In September 2020, a group of homecare workers employed by contractors for Haringey Council received £10,000 each after a tribunal decided that companies not paying staff for time spent travelling between care visits were breaking the law.

Christina McAnea, general secretary of the Unison trade union, which helped the care workers with their case, said: “Ending the unscrupulous practices that blight the care sector cannot come soon enough. That includes not only action on low pay, but the use of zero-hours contracts and inadequate sick pay.

“The Government also needs to be ambitious about desperately needed reform of the sector. Not just remedying the shocking pay and conditions but creating a world-class national care service of which we can all be proud.”

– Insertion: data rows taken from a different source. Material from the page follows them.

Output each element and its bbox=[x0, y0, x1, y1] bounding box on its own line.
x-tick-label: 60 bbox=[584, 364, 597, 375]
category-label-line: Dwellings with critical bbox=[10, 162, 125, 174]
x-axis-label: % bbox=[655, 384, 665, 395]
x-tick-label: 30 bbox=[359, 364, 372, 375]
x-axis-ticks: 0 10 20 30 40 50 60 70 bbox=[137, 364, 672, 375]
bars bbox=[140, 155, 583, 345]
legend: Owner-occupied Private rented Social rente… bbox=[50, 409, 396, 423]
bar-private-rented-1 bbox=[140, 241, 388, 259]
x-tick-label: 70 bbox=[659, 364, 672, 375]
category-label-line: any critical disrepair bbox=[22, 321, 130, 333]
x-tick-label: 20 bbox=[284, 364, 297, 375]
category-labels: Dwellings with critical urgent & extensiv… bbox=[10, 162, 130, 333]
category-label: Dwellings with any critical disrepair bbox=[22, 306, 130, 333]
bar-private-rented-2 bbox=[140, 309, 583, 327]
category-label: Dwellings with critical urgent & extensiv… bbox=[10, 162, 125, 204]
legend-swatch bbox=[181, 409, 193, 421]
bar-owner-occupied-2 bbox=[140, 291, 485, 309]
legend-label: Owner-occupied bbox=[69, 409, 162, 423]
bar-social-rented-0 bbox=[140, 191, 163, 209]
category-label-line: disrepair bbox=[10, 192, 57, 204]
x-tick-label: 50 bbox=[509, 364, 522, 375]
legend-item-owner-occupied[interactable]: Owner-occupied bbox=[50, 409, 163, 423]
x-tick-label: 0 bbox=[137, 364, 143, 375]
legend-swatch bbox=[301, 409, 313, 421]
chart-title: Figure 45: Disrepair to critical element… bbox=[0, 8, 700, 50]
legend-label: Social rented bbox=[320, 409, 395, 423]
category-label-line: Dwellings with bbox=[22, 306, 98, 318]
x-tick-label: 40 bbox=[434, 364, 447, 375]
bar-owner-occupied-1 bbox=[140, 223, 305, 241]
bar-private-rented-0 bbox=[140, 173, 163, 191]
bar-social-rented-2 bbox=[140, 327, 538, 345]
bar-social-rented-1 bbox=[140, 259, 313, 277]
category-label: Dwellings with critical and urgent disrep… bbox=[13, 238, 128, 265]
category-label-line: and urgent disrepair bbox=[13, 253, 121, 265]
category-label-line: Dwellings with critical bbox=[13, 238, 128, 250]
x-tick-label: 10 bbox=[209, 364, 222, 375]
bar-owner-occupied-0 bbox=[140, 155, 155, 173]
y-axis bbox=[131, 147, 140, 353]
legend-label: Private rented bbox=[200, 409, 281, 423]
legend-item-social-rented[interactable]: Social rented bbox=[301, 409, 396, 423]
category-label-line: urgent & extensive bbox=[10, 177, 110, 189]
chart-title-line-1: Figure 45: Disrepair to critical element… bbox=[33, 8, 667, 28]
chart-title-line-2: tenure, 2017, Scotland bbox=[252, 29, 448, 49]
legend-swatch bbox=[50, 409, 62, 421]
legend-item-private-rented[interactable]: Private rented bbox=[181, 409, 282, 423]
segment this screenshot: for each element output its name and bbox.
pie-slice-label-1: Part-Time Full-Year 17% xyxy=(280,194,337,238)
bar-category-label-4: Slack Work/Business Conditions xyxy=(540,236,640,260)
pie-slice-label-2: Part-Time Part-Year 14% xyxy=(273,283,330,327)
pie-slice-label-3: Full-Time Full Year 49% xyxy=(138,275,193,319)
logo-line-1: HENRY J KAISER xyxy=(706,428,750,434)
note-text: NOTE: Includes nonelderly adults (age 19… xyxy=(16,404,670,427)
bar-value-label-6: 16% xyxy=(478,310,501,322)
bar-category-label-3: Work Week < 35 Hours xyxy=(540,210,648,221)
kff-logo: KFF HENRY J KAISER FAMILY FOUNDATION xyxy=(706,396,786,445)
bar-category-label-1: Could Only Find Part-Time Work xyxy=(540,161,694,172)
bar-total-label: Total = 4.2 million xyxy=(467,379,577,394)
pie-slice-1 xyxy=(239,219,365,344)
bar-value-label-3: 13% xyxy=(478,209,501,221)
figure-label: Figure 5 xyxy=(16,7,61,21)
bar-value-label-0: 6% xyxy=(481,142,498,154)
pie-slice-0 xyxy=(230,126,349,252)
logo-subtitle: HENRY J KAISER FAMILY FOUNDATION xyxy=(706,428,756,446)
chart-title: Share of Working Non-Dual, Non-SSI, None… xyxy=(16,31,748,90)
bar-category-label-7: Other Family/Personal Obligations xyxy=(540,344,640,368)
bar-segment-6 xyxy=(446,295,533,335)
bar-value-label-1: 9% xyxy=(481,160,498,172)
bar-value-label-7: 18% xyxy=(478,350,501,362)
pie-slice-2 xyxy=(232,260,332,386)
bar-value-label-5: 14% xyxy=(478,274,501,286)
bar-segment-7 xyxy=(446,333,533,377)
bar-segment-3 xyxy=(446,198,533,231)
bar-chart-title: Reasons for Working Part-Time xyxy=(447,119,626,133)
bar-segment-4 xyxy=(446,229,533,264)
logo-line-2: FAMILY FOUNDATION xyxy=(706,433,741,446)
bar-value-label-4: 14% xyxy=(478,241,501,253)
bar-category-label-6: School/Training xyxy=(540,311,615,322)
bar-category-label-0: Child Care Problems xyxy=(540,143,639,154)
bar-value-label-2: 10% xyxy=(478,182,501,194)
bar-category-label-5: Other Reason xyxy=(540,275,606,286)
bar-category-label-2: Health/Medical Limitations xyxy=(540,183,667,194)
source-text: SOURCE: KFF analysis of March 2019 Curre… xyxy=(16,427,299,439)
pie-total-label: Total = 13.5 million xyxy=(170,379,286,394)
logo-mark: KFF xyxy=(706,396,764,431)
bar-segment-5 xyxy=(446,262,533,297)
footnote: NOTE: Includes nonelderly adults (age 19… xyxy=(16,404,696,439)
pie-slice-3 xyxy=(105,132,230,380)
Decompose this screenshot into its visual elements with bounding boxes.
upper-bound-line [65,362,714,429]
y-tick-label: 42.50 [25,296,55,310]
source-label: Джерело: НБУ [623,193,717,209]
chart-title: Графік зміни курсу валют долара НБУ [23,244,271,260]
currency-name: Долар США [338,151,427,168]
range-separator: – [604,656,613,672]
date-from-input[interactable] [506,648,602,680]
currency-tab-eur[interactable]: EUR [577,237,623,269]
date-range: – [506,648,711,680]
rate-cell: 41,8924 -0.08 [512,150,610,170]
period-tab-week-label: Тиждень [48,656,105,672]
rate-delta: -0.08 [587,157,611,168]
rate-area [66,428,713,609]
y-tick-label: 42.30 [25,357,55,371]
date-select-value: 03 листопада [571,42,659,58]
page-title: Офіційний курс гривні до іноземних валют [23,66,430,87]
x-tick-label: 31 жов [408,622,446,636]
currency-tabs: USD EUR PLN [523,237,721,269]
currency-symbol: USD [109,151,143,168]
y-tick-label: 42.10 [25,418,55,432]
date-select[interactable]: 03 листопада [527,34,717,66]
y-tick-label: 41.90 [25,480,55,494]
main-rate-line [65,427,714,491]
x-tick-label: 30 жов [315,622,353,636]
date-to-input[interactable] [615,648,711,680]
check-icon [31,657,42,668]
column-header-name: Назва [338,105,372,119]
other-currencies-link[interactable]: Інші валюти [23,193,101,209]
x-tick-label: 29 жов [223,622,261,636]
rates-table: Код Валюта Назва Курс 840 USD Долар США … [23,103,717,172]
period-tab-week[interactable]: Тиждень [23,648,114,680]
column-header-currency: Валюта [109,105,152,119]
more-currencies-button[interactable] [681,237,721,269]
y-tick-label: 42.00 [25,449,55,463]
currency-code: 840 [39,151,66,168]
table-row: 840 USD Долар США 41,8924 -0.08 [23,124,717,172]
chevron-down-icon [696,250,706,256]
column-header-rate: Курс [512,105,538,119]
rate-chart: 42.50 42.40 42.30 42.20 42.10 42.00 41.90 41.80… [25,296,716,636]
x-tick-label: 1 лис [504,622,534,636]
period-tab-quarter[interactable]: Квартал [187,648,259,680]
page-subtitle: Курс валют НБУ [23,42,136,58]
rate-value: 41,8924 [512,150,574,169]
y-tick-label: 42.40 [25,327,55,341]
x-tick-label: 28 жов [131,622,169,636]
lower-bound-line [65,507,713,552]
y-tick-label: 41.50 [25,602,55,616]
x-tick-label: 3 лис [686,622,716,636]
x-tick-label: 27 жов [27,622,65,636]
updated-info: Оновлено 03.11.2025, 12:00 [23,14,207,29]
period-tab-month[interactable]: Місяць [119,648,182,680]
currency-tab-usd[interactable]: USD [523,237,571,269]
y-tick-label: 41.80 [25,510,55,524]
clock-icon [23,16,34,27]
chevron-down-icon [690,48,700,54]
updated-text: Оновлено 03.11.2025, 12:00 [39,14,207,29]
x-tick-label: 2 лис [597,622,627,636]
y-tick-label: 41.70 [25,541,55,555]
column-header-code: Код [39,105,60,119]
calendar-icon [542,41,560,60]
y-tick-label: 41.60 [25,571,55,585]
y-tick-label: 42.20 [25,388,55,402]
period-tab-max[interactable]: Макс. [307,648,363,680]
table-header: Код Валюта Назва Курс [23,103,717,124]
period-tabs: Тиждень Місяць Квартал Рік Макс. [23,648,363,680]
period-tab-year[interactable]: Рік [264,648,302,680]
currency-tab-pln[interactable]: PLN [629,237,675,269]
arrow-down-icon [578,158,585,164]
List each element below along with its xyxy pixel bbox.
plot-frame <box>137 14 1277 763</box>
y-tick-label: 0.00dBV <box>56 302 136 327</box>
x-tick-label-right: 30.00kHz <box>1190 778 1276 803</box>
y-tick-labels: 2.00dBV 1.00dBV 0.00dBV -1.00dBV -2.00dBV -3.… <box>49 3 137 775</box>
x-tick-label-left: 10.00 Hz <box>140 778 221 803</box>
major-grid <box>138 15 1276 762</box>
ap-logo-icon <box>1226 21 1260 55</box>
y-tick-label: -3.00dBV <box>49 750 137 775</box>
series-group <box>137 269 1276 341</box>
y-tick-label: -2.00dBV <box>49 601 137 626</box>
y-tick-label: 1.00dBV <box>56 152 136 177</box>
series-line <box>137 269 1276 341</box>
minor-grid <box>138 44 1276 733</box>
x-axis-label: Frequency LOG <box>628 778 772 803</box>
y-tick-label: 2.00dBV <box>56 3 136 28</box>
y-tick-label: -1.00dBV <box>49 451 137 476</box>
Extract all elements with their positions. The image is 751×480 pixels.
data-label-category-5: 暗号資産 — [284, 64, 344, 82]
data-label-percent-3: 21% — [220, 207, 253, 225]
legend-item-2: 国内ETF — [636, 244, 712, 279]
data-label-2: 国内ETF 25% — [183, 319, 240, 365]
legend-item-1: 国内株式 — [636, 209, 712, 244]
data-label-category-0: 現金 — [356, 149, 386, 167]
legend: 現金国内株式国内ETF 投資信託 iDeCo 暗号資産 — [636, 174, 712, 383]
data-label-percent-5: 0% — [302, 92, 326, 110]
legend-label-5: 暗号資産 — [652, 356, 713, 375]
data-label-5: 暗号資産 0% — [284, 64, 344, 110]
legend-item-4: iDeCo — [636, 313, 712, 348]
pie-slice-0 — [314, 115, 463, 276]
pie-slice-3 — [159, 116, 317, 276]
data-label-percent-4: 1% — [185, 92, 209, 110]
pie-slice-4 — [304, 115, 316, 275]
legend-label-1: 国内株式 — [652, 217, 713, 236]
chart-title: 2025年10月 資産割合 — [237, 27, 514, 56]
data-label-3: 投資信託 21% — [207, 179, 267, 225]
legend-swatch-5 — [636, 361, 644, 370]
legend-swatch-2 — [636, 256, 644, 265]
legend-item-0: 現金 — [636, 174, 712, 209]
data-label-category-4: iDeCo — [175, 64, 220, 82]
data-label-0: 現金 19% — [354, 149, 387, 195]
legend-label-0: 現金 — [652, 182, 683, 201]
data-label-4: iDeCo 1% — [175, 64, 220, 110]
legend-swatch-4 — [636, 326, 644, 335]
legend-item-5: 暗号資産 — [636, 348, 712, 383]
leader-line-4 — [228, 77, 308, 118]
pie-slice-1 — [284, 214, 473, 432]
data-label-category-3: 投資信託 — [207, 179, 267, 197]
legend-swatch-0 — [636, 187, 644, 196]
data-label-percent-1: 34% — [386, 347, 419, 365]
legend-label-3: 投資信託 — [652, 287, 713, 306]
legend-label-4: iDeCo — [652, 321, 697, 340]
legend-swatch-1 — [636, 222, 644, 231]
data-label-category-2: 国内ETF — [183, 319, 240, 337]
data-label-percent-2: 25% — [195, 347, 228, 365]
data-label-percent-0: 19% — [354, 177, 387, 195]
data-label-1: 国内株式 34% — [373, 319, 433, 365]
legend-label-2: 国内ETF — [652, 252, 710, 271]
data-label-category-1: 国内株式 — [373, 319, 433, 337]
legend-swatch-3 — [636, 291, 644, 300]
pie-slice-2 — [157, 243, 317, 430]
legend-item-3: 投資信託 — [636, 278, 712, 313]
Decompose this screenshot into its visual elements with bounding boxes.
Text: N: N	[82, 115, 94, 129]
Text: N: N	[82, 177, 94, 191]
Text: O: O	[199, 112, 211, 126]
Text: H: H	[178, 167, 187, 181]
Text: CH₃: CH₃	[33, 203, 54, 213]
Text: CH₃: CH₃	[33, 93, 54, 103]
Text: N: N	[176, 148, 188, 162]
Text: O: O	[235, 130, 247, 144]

Ms Barker’s proposed legislation would require councils to check whether their social care providers are paying staff the minimum wage and terminate contracts with those that do not.

It had been due to be debated in January as a Private Members’ Bill, the name given to legislation brought forward by backbench MPs rather than the Government.

But while seven of the eight Private Members’ Bills granted a debate became law, Commons Leader Jacob Rees-Mogg cancelled further debates on Private Members’ Bills before Ms Barker’s could be considered in January.

In a letter to Mr Rees-Mogg, Ms Rayner and shadow Commons leader Thangam Debbonaire said he had “effectively blocked” the Bill from passing.

Ms Rayner said: “Government ministers clapped for our carers for a photo opportunity but then they sold them out.

“The very least the Government can do for our carers is to pass a very simple piece of legislation to close this loophole and ensure carers are paid the legal minimum wage to which they are entitled to.”